How close is the world to a coronavirus vaccine?
First published in September 2020.
The rush to develop a COVID-19 vaccine is heating up with the CDC telling U.S. states to be ready to destribute one by early November while Russia is already aiming to bring its Sputnik V innoculation to the market this month.
Scientists have warned that candidates that have not completed trials may make the pandemic worse, however.

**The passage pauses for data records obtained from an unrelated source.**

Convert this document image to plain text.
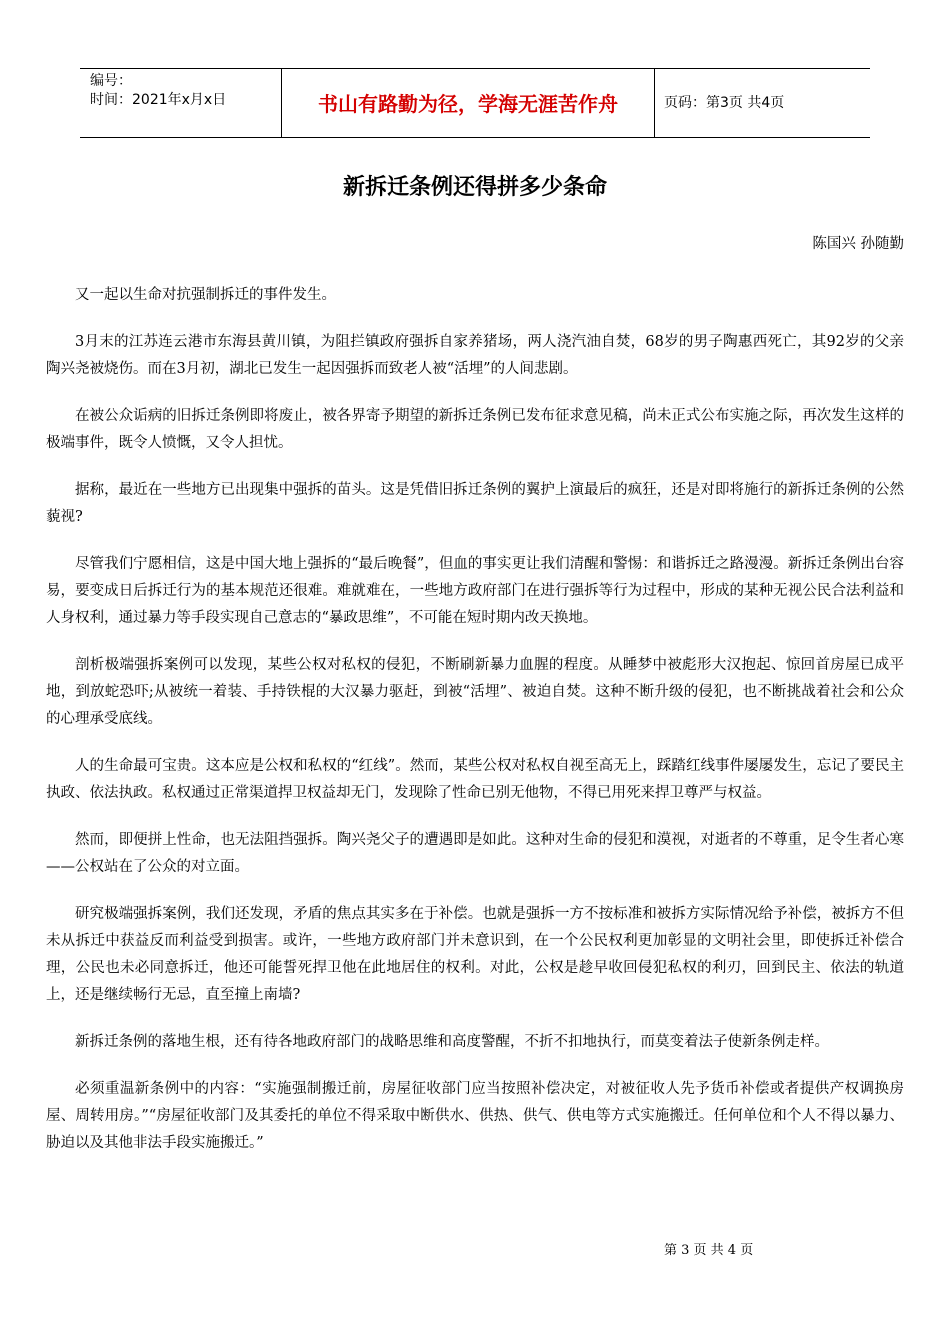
编号：
时间：2021年x月x日	书山有路勤为径，学海无涯苦作舟	页码：第3页 共4页
新拆迁条例还得拼多少条命
陈国兴 孙随勤

又一起以生命对抗强制拆迁的事件发生。

3月末的江苏连云港市东海县黄川镇，为阻拦镇政府强拆自家养猪场，两人浇汽油自焚，68岁的男子陶惠西死亡，其92岁的父亲陶兴尧被烧伤。而在3月初，湖北已发生一起因强拆而致老人被“活埋”的人间悲剧。

在被公众诟病的旧拆迁条例即将废止，被各界寄予期望的新拆迁条例已发布征求意见稿，尚未正式公布实施之际，再次发生这样的极端事件，既令人愤慨，又令人担忧。

据称，最近在一些地方已出现集中强拆的苗头。这是凭借旧拆迁条例的翼护上演最后的疯狂，还是对即将施行的新拆迁条例的公然藐视?

尽管我们宁愿相信，这是中国大地上强拆的“最后晚餐”，但血的事实更让我们清醒和警惕：和谐拆迁之路漫漫。新拆迁条例出台容易，要变成日后拆迁行为的基本规范还很难。难就难在，一些地方政府部门在进行强拆等行为过程中，形成的某种无视公民合法利益和人身权利，通过暴力等手段实现自己意志的“暴政思维”，不可能在短时期内改天换地。

剖析极端强拆案例可以发现，某些公权对私权的侵犯，不断刷新暴力血腥的程度。从睡梦中被彪形大汉抱起、惊回首房屋已成平地，到放蛇恐吓;从被统一着装、手持铁棍的大汉暴力驱赶，到被“活埋”、被迫自焚。这种不断升级的侵犯，也不断挑战着社会和公众的心理承受底线。

人的生命最可宝贵。这本应是公权和私权的“红线”。然而，某些公权对私权自视至高无上，踩踏红线事件屡屡发生，忘记了要民主执政、依法执政。私权通过正常渠道捍卫权益却无门，发现除了性命已别无他物，不得已用死来捍卫尊严与权益。

然而，即便拼上性命，也无法阻挡强拆。陶兴尧父子的遭遇即是如此。这种对生命的侵犯和漠视，对逝者的不尊重，足令生者心寒——公权站在了公众的对立面。

研究极端强拆案例，我们还发现，矛盾的焦点其实多在于补偿。也就是强拆一方不按标准和被拆方实际情况给予补偿，被拆方不但未从拆迁中获益反而利益受到损害。或许，一些地方政府部门并未意识到，在一个公民权利更加彰显的文明社会里，即使拆迁补偿合理，公民也未必同意拆迁，他还可能誓死捍卫他在此地居住的权利。对此，公权是趁早收回侵犯私权的利刃，回到民主、依法的轨道上，还是继续畅行无忌，直至撞上南墙?

新拆迁条例的落地生根，还有待各地政府部门的战略思维和高度警醒，不折不扣地执行，而莫变着法子使新条例走样。

必须重温新条例中的内容：“实施强制搬迁前，房屋征收部门应当按照补偿决定，对被征收人先予货币补偿或者提供产权调换房屋、周转用房。”“房屋征收部门及其委托的单位不得采取中断供水、供热、供气、供电等方式实施搬迁。任何单位和个人不得以暴力、胁迫以及其他非法手段实施搬迁。”

第 3 页 共 4 页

Great hopes have been pinned on a coronavirus vaccine candidate being developed by the University of Oxford that successfully triggered a strong immune response in trials involving 1,077 people last month. Scientific journal The Lancet published the hugely promising results of Phase I/II trials in July and they have raised hopes that a safe, effective and accessible vaccine will be attainable to help end the pandemic. The trial provoked a T cell response within 14 days of vaccination and an antibody response within 28 days.
Even ahead of the tests, there have been commitments to supply over 2 billion doses of the vaccine to the United Kingdom, the United States, Europe's Inclusive Vaccines Alliance, the Coalition for Epidemic Preparedness, Gavi the Vaccine Alliance and the Serum Institute of India. Vaccines generally take years to develop but the University of Oxford have been working on their current project at an unprecedented pace. It is one of nearly 200 COVID-19 vaccine candidates listed by the World Health Organization, according to The Guardian and several are already in advanced testing.
The data shows that the bulk of candidates are in the pre-clinical stage of testing where the vaccine is given to animals to see if it triggers an immune response. 25 are in phase I trials where it is administered to a small group of people to determine whether it is safe. 15 are in phase II where the candidate is given to hundreds of people to evaluate further safety issues as well as dosage. The last stage is Phase III, of which seven candidates are currently in, and it involves thousands of people receiving the vaccine to eliminate any final safety fears, particularly considering side effects.
The Oxford University’s vaccine did not have dangerous side effects but 70% of participants in the trial experienced a headache or fever which scientists said can be managed by paracetamol.